As with any adhesive, be sure to spread it properly. Urethane needs only a very thin layer (on both surfaces). Allowing a few minutes of open-time before mating the parts ensures enough moisture for the cure.

I still use resorcinol for props, Plastic Resin when cost (or 'Certified Repair') is a factor and epoxies when I can't provide adequate clamping pressure, but I find myself using urethanes for about half my gluing chores.


PS -- Urethane is a near-perfect adhesive, more than willing to bond to you, your clothes and anything you happen to touch. Lacquer thinner will remove it if it hasn't cured. Accidental drops of glue onto concrete, metal or wood can be chipped or sanded away but if it gets onto fabric, it's there to stay... which lead to some interesting experiments using urethane glue and urethane varnish(!) on fiberglas... or even an old bed sheet. Very handy for making a quick fairing.

PPS -- Urethane glue and a pneumatic brad-driver has become my favorite method of assembling mock-ups, jigs and fixtures.


November 2006

After posting the above a fellow builder who's opinion I respect wrote to tell me that with 'Gorilla Glue' he'd followed the manufacturer's instructions religiously and the results were unacceptable even for household repair work. I've since completed a series of tests using 'Gorilla Glue' (brand name), a product of Denmark available from a variety of retailers including Harbor Freight.

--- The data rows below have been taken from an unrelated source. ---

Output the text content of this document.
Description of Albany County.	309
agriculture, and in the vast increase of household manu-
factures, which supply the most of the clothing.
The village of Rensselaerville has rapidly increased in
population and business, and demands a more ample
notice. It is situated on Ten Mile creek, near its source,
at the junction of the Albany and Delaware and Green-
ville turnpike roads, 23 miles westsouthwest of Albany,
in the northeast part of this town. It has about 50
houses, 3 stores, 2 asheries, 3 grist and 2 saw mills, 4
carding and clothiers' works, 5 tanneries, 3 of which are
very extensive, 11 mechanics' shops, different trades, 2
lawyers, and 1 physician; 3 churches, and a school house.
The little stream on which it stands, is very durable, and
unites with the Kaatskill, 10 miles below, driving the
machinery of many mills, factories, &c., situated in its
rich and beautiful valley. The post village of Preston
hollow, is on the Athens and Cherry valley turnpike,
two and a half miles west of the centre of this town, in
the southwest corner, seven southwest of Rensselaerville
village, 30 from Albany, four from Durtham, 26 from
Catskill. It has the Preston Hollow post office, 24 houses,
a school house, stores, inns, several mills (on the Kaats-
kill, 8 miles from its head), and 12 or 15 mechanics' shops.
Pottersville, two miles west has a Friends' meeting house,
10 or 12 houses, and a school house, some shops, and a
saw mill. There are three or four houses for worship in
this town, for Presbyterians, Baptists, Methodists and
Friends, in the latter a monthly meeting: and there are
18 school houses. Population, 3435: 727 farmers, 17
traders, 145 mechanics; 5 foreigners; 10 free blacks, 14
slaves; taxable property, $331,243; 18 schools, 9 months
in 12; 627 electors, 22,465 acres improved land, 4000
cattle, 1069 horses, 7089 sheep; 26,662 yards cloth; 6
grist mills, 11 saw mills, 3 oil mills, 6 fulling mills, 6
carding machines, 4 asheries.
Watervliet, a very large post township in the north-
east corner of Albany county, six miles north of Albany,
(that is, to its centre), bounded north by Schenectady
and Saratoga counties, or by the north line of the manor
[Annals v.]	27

I did 122 tests, all tolled. Test coupons were 1-1/2" wide to 3/4" wide. Woods used were Sitka spruce, Western Hemlock and Douglas Fir. Moisture content of the wood varied from 10% to 15%, as measured by a contact meter.

The instructions on the bottle of Gorilla Glue (and on their web site: ) say to apply glue to only one surface, as opposed to the Forest Products Laboratory who applied it to both. Gorilla Glue says the work need be clamped for only three to four hours to achieve 90% strength, and that the open-time could be up to twenty minutes.

I used two clamping pressures; approximately 45 psi and approximately 75 psi. 'Approximately' because I used spring clamps and did not calibrate them individually.

The tests were done over a period of about two weeks, determined by spare time and the temperature of the area where I did the work, which was when the temp was between 75 and 80 degrees Fahrenheit. Relative humidity varied between 35% and 80%.



All of the test samples in which glue was applied to only a single surface failed to meet the minimum shearing test, typically showing <10% wood-shear. Those clamped with more pressure did slightly better but the difference was not significant.

All of the test samples in which glue was applied to both surfaces passed the FPL shear-test. Indeed, the shear line in a couple of 1.5" DF coupons clamped with 75psi was well away from the glue line.

When clamped for only 3-1/2 hours (ie, splitting the difference in the recommended "3 to 4" hours, none of the coupons passed the shear test. Samples in which glue was applied to both surfaces and subjected to heavy clamping did best but even then the wood-shear was never more than about 25% (the accepted minimum for airplane joints is 75%).

The Open Working Time of 'up to 20 minutes' appears highly optimistic , wildly so with regard to how much glue is needed to make a good joint ("Min. Coverage 1/2oz. per square foot")


The tests were done for my own education. Although I tried to do things in an orderly fashion, keeping notes and taking a few photos, the tests should not be taken as definitive. Except by me :-)

My general impression is that when applied according to the FPL tests (ie, applied to both surfaces then clamped for 24 hours) Gorilla Glue is no worse than other urethane glues when used to join softwoods common to aircraft construction. That includes Excel One, PL and Elmer's Ultimate Glue. But neither is it any better. In my opinion, the instructions that come with the glue do not reflect reality and should be ignored in favor of the method described by the Forest Products Laboratory.


1 comment:

Anonymous said...

Bob, I began working with urethane in 1970. I learned early on, to extend the life (almost indefinately) lay a blanket of dry nitrogen in the container. This were cans so it was easily acomplished.
The nitrogen being heavier than air settles up against the urethane and acts as a barrier to keep the moist air away.